Loneliness together. My dear friend – goodbye? Farewell…
«Our relationship is falling apart!», «Help me save the family!».
The request concerning suffering in a relationship and desire to get better is quite common.
To begin with, it is probably worth mentioning that a relationship doesn’t exist on its own and in any couple it is unique. It is a living environment of some kind, which is created by two people. Environment, mutual territory, in which they live. Territory which has two creators. Environment which, depending on what exactly its creators contribute to it and in which proportions and combinations, can be either nourishing or infertile or even poisonous.
That is the reason why, when people come to me to work on their relationship, we are to find answers to many questions. How is their environment structured? Or how they feel living in it? How are they forming the environment? And is there a possibility to structure it in some other way so as to live in this environment more comfortably.
In this article, I would like to describe what is usually behind the request concerning relationship and what the process of therapy looks like in each of these cases.
Sometimes the request «our relationship is falling apart» means a great distance between the partners. Clients with a distant relationship say about themselves: «We’ve become too distant from each other», «We live like neighbours», «Loneliness together», «We have nothing in common anymore».
There are several ways of development in such cases.
As a rule, something has happened at some stage of the relationship. Possibly, something big and substantial. Or a sequence of small but unpleasant events. It’s not so important what exactly has happened. What is important is that, as a result, a critical number of unpleasant emotions and feelings are accumulated: offence, anger, annoyance, irritation, repulsion. Why these feelings might appear? The reasons are different. Someone breaches an agreement, someone doesn’t care about the partner, someone doesn’t contribute to the shared household – the reasons are numerous. And to express these feelings is impossible because the partner might be seriously hurt. Or will become angry in return. Or behave in any other way which will make it impossible to resolve the conflict while provoking another quarrel is quite a possibility.
What to do then? They have a family! And then the partners can decide not to try to express their feelings and needs to save «healthy atmosphere» in the family. Inverted commas, because, as you may have already guessed, the tension is still out there and eventually it becomes overwhelming. And the only way not to let this tension wash over and destroy the relationship is to distance from each other.
That is how the loneliness together builds up. Together with what people describe as «a rift», «a gulf between us».
And when such a couple comes to therapy, enormous heaps of offence, anger, rage, irritation and other unpleasant feelings come to surface fast enough. And if we sort it out during the therapy, then the couple has a chance to reach love under all those layers and save the relationship.

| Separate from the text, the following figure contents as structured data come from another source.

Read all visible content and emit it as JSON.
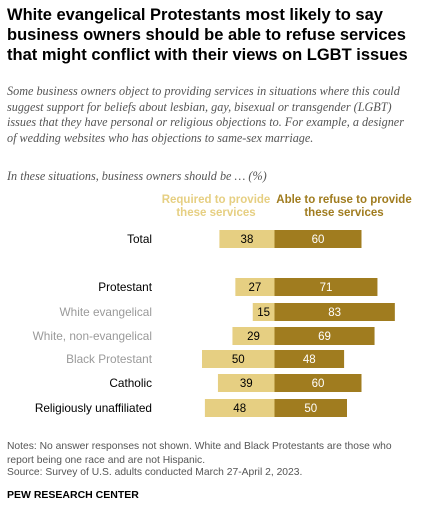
{
  "title": "White evangelical Protestants most likely to say business owners should be able to refuse services that might conflict with their views on LGBT issues",
  "subtitle": "Some business owners object to providing services in situations where this could suggest support for beliefs about lesbian, gay, bisexual or transgender (LGBT) issues that they have personal or religious objections to. For example, a designer of wedding websites who has objections to same-sex marriage.",
  "question": "In these situations, business owners should be … (%)",
  "colors": {
    "required": "#e6cf82",
    "refuse": "#a07c1f",
    "label_main": "#000000",
    "label_sub": "#9a9a9a"
  },
  "chart_data": {
    "type": "bar",
    "orientation": "diverging-horizontal",
    "categories": [
      "Total",
      "Protestant",
      "White evangelical",
      "White, non-evangelical",
      "Black Protestant",
      "Catholic",
      "Religiously unaffiliated"
    ],
    "category_level": [
      "main",
      "main",
      "sub",
      "sub",
      "sub",
      "main",
      "main"
    ],
    "series": [
      {
        "name": "Required to provide these services",
        "values": [
          38,
          27,
          15,
          29,
          50,
          39,
          48
        ]
      },
      {
        "name": "Able to refuse to provide these services",
        "values": [
          60,
          71,
          83,
          69,
          48,
          60,
          50
        ]
      }
    ]
  },
  "notes": "Notes: No answer responses not shown. White and Black Protestants are those who report being one race and are not Hispanic.",
  "source": "Source: Survey of U.S. adults conducted March 27-April 2, 2023.",
  "footer": "PEW RESEARCH CENTER"
}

But unfortunately, sometimes it happens otherwise. During the therapy, it may turn out that people have distanced from each other because their love chemistry has expired and other reasons to be together haven’t been formed. Then the therapy centres around acceptance of the fact that everything comes to an end. No matter how trivial it may sound, realization of terminations (of cycles, periods, relationships and lives themselves) sometimes can be painful and distressing. So distressing that it may be easier to lie to yourself that the relationship still has a future. Anything but not to face the fear of loneliness. Or to disappoint mother. Or not to be a loser, in case relationships and family are viewed as a super value. During the therapy, together with clients we look for these poisonous values which justify dishonesty to oneself. That inner work that the client carries out is search for courage and resources to face reality. It is comprehension of the past relationship. It is telling goodbye to the status of a family person and to all that was not realized. It is completion of relationship with the partner. It is mourning, realization and getting over a significant period of life. It is the search for resources to go on with your life with this baggage.

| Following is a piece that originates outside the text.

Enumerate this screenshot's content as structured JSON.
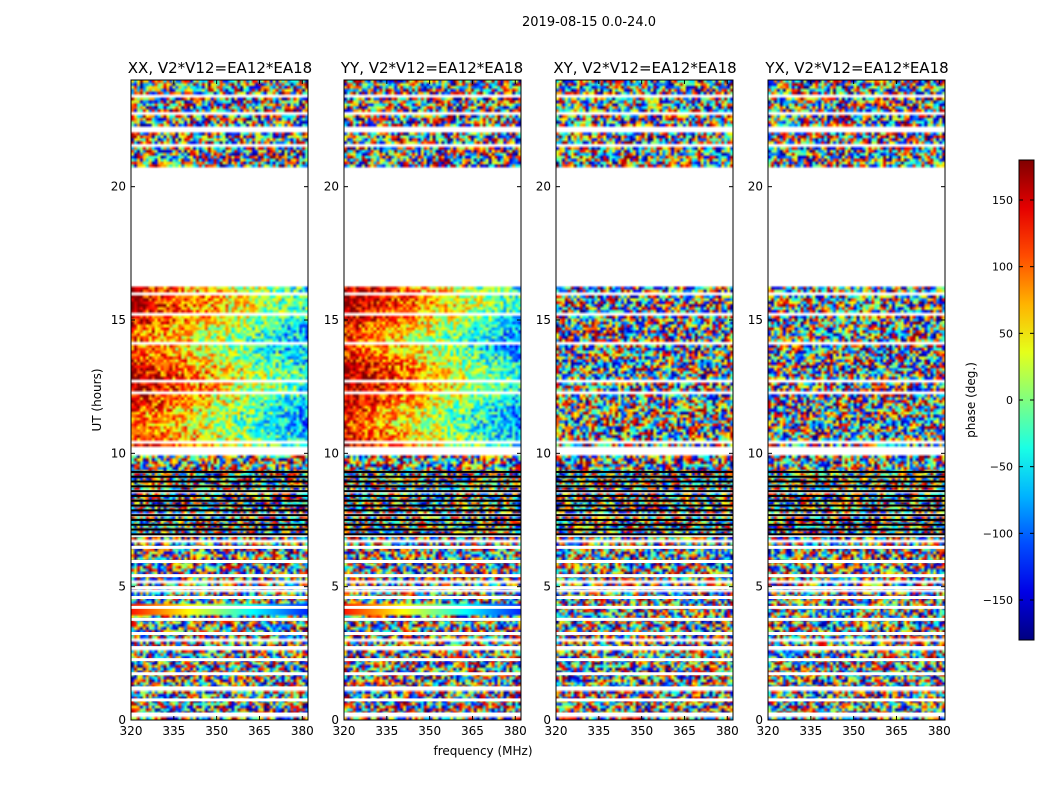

It may truly become a tragedy for a person. As well as provoke a lot of resentment against the therapist. Indeed, the client came to therapy to save the relationship but it turned out to be a failure. At this point it is important to remember that anger is one of the natural reactions to loss. And that the essence of therapy is not to save the relationship at any cost but to give a person freedom of choice and an opportunity to face reality. In fact, it is impossible to terminate the relationship painlessly if you still believe that it is alive. The same way, it is impossible to say goodbye to a deceased close one until deep down this sad fact is not embraced and accepted. Again, it is impossible to give a chance to a new relationship and let happiness into your life until the previous relationship is over.
And this happens. Love dies. Relationships complete. Remember that it’s not your fault. Remember that you have a chance to love, live and breathe again.